Paolo non ha “inventato” questo kerygma, ma rassicura e ribadisce di averlo a sua volta ricevuto. Questa precisazione, oltre a puntualizzare uno dei principi cardine della trasmissione della fede, è una garanzia per il mondo antico, che non amava l’invenzione e l’originalità assoluta, bensì la prosecuzione della tradizione e la valorizzazione dei fatti trasmessi. Infatti, tra le regole più amate nel passato si annoverava la preminenza delle tradizioni antiche e la loro supremazia su tutto ciò che si presentava come nuovo.
Proprio per questo motivo Paolo conferma di aver trasmesso ciò che a sua volta aveva ricevuto e che tutto ciò che è avvenuto a Gesù Cristo fosse stato previsto dalle Scritture. Tale regola è fondamentale per capire molti passaggi dell’Antico e del Nuovo Testamento. Ci si riferisce ai primordi, poiché essi hanno una certa autorevolezza e sono degni di fede e fiducia.
Il kerygma, pertanto, è fondato su fatti storici (la crocifissione di Cristo), sul racconto autorevole degli apostoli (risurrezione e apparizioni), sulla previsione delle Scritture (soprattutto, negli scritti dei profeti) e sul dono della grazia (far germogliare e conservare la fede nel cristiano). Tale prosecuzione e adempimento delle promesse è presente in moltissime pagine del Nuovo Testamento. Ciò è materialmente visibile nei richiami espliciti e impliciti dei libri biblici all’interno dei Vangeli (soprattutto in Matteo), negli Atti degli Apostoli, nelle lettere di Paolo, di Pietro, di Giovanni, di Giacomo. Esempio sublime di tale preoccupazione teologica è la lettera agli Ebrei, che ripercorre teologia, Scrittura, tradizione e culto ebraico e li applica a Cristo, come sigillo dell’opera di salvezza.
Tornando alle prime battute di 1 Cor 15, si deve accennare all’importanza data da Paolo alle visioni successive alla risurrezione. Si afferma che il risorto comparve ad un gruppo di 500 persone, a Giacomo e agli apostoli. Questa precisazione è rilevante poiché indica chi sono i testimoni attendibili della risurrezione di Cristo.

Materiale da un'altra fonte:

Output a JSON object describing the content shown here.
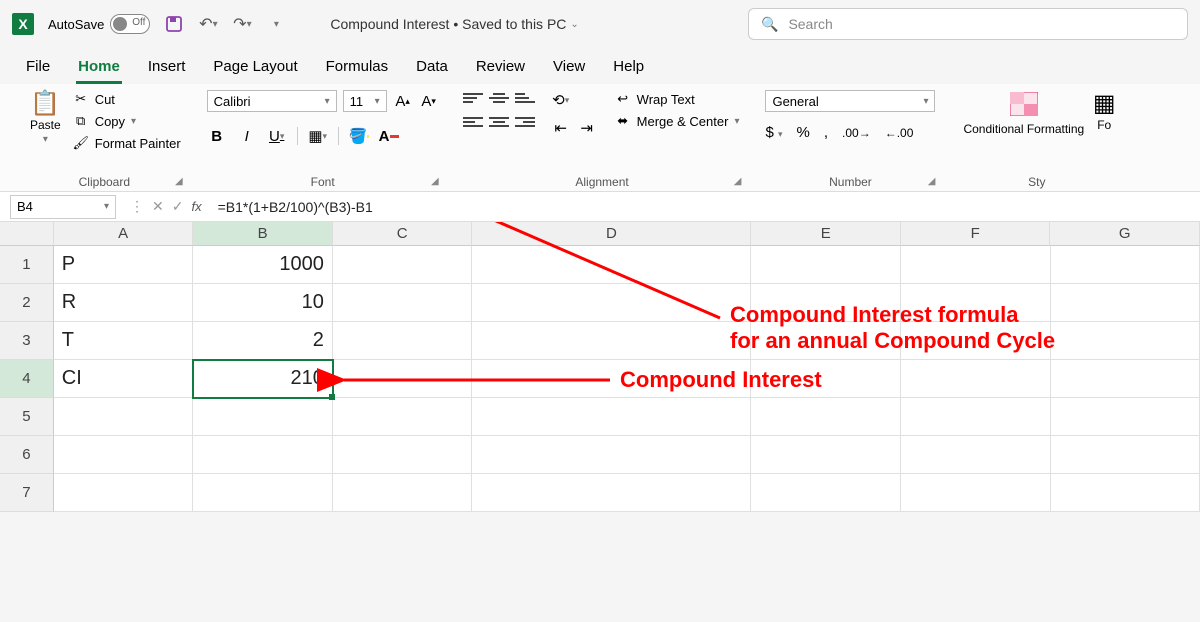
{
  "titlebar": {
    "autosave_label": "AutoSave",
    "autosave_state": "Off",
    "doc_title": "Compound Interest • Saved to this PC",
    "search_placeholder": "Search"
  },
  "tabs": [
    "File",
    "Home",
    "Insert",
    "Page Layout",
    "Formulas",
    "Data",
    "Review",
    "View",
    "Help"
  ],
  "active_tab": "Home",
  "ribbon": {
    "clipboard": {
      "paste": "Paste",
      "cut": "Cut",
      "copy": "Copy",
      "format_painter": "Format Painter",
      "label": "Clipboard"
    },
    "font": {
      "name": "Calibri",
      "size": "11",
      "label": "Font"
    },
    "alignment": {
      "wrap": "Wrap Text",
      "merge": "Merge & Center",
      "label": "Alignment"
    },
    "number": {
      "format": "General",
      "label": "Number"
    },
    "styles": {
      "cond": "Conditional Formatting",
      "fmt_table": "Fo",
      "label": "Sty"
    }
  },
  "formula_bar": {
    "cell_ref": "B4",
    "formula": "=B1*(1+B2/100)^(B3)-B1"
  },
  "grid": {
    "columns": [
      "A",
      "B",
      "C",
      "D",
      "E",
      "F",
      "G"
    ],
    "rows": [
      {
        "n": "1",
        "A": "P",
        "B": "1000"
      },
      {
        "n": "2",
        "A": "R",
        "B": "10"
      },
      {
        "n": "3",
        "A": "T",
        "B": "2"
      },
      {
        "n": "4",
        "A": "CI",
        "B": "210"
      },
      {
        "n": "5",
        "A": "",
        "B": ""
      },
      {
        "n": "6",
        "A": "",
        "B": ""
      },
      {
        "n": "7",
        "A": "",
        "B": ""
      }
    ],
    "selected": "B4"
  },
  "annotations": {
    "a1_line1": "Compound Interest formula",
    "a1_line2": "for an annual Compound Cycle",
    "a2": "Compound Interest"
  },
  "colors": {
    "accent": "#107c41",
    "annot": "#ff0000"
  }
}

La fede della comunità cristiana non è comunicata in virtù di un racconto mitologico, ma in base alla credibilità di alcuni uomini e donne, in quanto testimoni oculari della realizzazione della promessa di Cristo di vincere la morte e salvarci dai peccati. Le apparizioni rappresentano, pertanto, la conferma attendibile della vita nuova di Cristo, primo dei risorti.